QUILL (Yoichi Sai). 100 minutes. Subtitled. Opens Friday (June 3) at Canada Square. For times, see page 181. Rating: NN Rating: NN


Hard to believe that the country that gave us Tokyo Decadence, Yukio Mishima and Guitar Wolf could also produce this sentimental little turd of a film about a seeing-eye dog. Welcome to Hello Kitty without the irony.

The titular Quill is a Labrador retriever born with a defining mark on his side that resembles a bird. In a way, he’s the ultimate underdog. Not very expressive or impulsive, he’s literally left in the dust by other tail-wagging canines at his dog-training school. Turns out that these very qualities are needed for the methodical, orderly life of dogs chosen to lead the visually impaired.

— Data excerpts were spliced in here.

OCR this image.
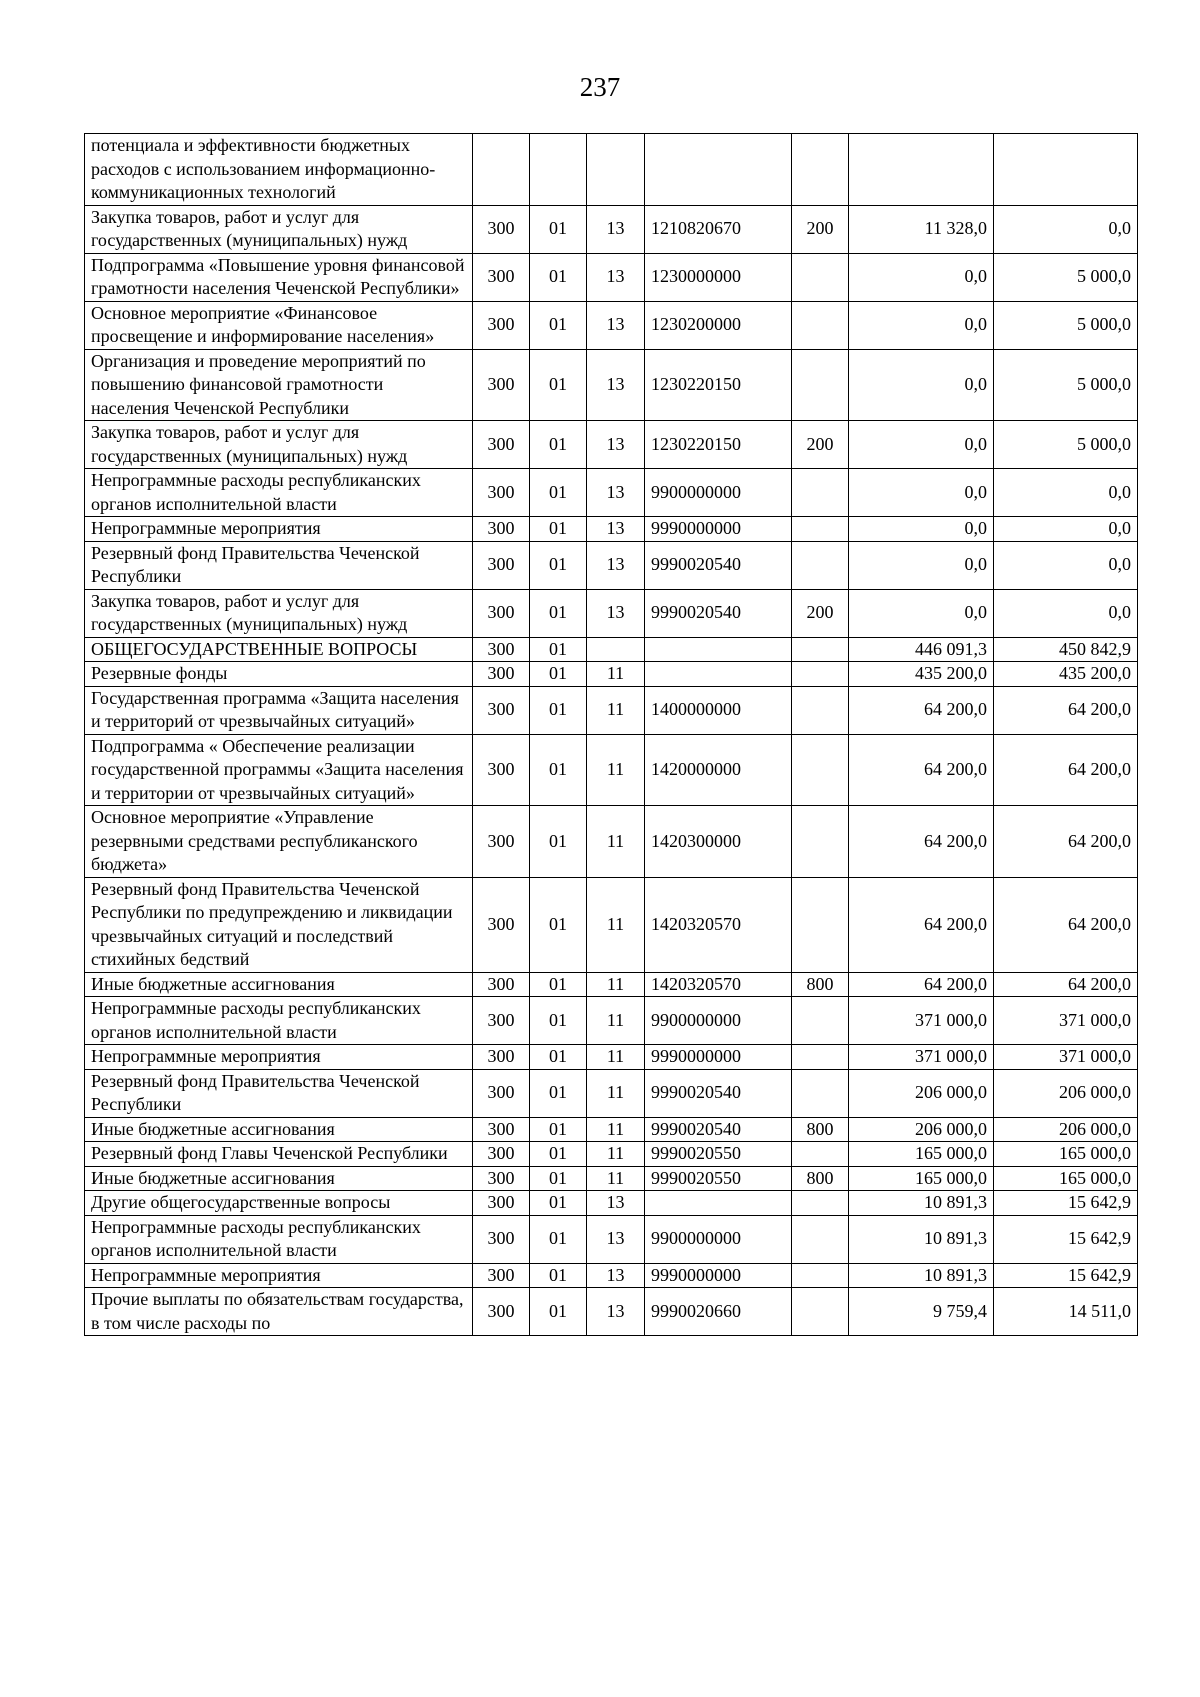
237
потенциала и эффективности бюджетных расходов с использованием информационно-коммуникационных технологий							
Закупка товаров, работ и услуг для государственных (муниципальных) нужд	300	01	13	1210820670	200	11 328,0	0,0
Подпрограмма «Повышение уровня финансовой грамотности населения Чеченской Республики»	300	01	13	1230000000		0,0	5 000,0
Основное мероприятие «Финансовое просвещение и информирование населения»	300	01	13	1230200000		0,0	5 000,0
Организация и проведение мероприятий по повышению финансовой грамотности населения Чеченской Республики	300	01	13	1230220150		0,0	5 000,0
Закупка товаров, работ и услуг для государственных (муниципальных) нужд	300	01	13	1230220150	200	0,0	5 000,0
Непрограммные расходы республиканских органов исполнительной власти	300	01	13	9900000000		0,0	0,0
Непрограммные мероприятия	300	01	13	9990000000		0,0	0,0
Резервный фонд Правительства Чеченской Республики	300	01	13	9990020540		0,0	0,0
Закупка товаров, работ и услуг для государственных (муниципальных) нужд	300	01	13	9990020540	200	0,0	0,0
ОБЩЕГОСУДАРСТВЕННЫЕ ВОПРОСЫ	300	01				446 091,3	450 842,9
Резервные фонды	300	01	11			435 200,0	435 200,0
Государственная программа «Защита населения и территорий от чрезвычайных ситуаций»	300	01	11	1400000000		64 200,0	64 200,0
Подпрограмма « Обеспечение реализации государственной программы «Защита населения и территории от чрезвычайных ситуаций»	300	01	11	1420000000		64 200,0	64 200,0
Основное мероприятие «Управление резервными средствами республиканского бюджета»	300	01	11	1420300000		64 200,0	64 200,0
Резервный фонд Правительства Чеченской Республики по предупреждению и ликвидации чрезвычайных ситуаций и последствий стихийных бедствий	300	01	11	1420320570		64 200,0	64 200,0
Иные бюджетные ассигнования	300	01	11	1420320570	800	64 200,0	64 200,0
Непрограммные расходы республиканских органов исполнительной власти	300	01	11	9900000000		371 000,0	371 000,0
Непрограммные мероприятия	300	01	11	9990000000		371 000,0	371 000,0
Резервный фонд Правительства Чеченской Республики	300	01	11	9990020540		206 000,0	206 000,0
Иные бюджетные ассигнования	300	01	11	9990020540	800	206 000,0	206 000,0
Резервный фонд Главы Чеченской Республики	300	01	11	9990020550		165 000,0	165 000,0
Иные бюджетные ассигнования	300	01	11	9990020550	800	165 000,0	165 000,0
Другие общегосударственные вопросы	300	01	13			10 891,3	15 642,9
Непрограммные расходы республиканских органов исполнительной власти	300	01	13	9900000000		10 891,3	15 642,9
Непрограммные мероприятия	300	01	13	9990000000		10 891,3	15 642,9
Прочие выплаты по обязательствам государства, в том числе расходы по	300	01	13	9990020660		9 759,4	14 511,0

Soon he’s matched with a stubborn, angry blind man who yells at his kids, berates his wife and doesn’t want a dog.

You know where this is going, don’t you?

The high squirm factor would be lessened if there were more psychological or narrative complexity. But the “characters” and lessons (the film is based on a real story) are obvious from the outset. Dog remains loyal, mean man becomes nice.

For some reason, the film’s narrator is the mean man’s daughter, who, along with the distant mother, seems to play no part in the family at all. Maybe buried in this glorified kids’ movie is a an unintentional comment on misogyny in modern Japan.

The worst moment, for me anyway, is a particularly icky sentimental scene underscored by kitschy made-up lyrics to the intermezzo from Mascagni’s Cavalleria Rusticana. This film should be put down.